Could Switzerland Choose European Fighter Alternatives?
The F-35 dispute has encouraged Swiss policymakers to reconsider whether future fighter purchases should rely exclusively on American technology.
The Swiss government has stated that any future decision to expand the fighter fleet beyond 30 aircraft will be evaluated independently of aircraft type. This opens the possibility of creating a mixed fleet combining F-35 fighters with European-built aircraft.
Several alternatives could fit Switzerland’s requirements. The Eurofighter Typhoon, Dassault Rafale, and Saab Gripen E remain potential candidates.
The Eurofighter could appeal to Switzerland because of its strong high-altitude interception capability, which matches the country’s traditional air-policing mission. Its European supply chain could also reduce Swiss dependence on Washington.
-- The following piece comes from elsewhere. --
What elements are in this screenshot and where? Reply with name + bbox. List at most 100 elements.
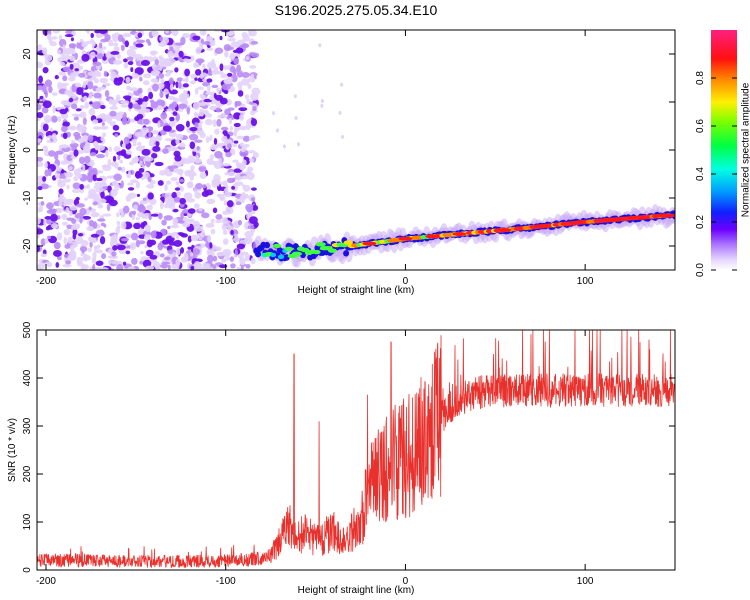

The Rafale offers another attractive option. Switzerland previously evaluated the French fighter during its original competition before selecting the F-35. A Rafale acquisition could strengthen cooperation with neighboring France and simplify regional logistics.
The Gripen E represents a lower-cost alternative. Saab’s fighter has significantly lower operating costs compared with the F-35, making it potentially suitable for routine peacetime missions while the F-35 focuses on advanced combat operations.

The Future of Switzerland’s Fighter Fleet Remains Uncertain
Switzerland’s F-35 controversy has become more than a disagreement over invoices and missile deliveries. It has become a strategic discussion about sovereignty, affordability, and the risks of depending on a foreign defense supplier.
The F-35 remains a highly capable aircraft and provides Switzerland with access to one of the world’s most advanced combat aviation networks. However, the financial dispute has changed the political environment surrounding the purchase.
Bern must now balance several competing priorities: maintaining air defense capability, controlling costs, preserving relations with Washington, and ensuring long-term independence.
A future Swiss air force could eventually consist of a smaller F-35 fleet supported by European fighters, advanced drones, or future-generation aircraft. While sixth-generation programs such as the Global Combat Air Programme (GCAP) offer a possible long-term path, their expected cost makes them difficult for a country with Switzerland’s defense budget.
For now, Switzerland remains committed to the F-35 transition, but the experience has left a lasting impact. The dispute demonstrated that modern fighter purchases are not only about aircraft performance — they are also about contracts, politics, industrial supply chains, and national control.
The next decade will determine whether Switzerland views the F-35 as the foundation of its future air power or as the beginning of a broader strategy to reduce reliance on any single defense partner.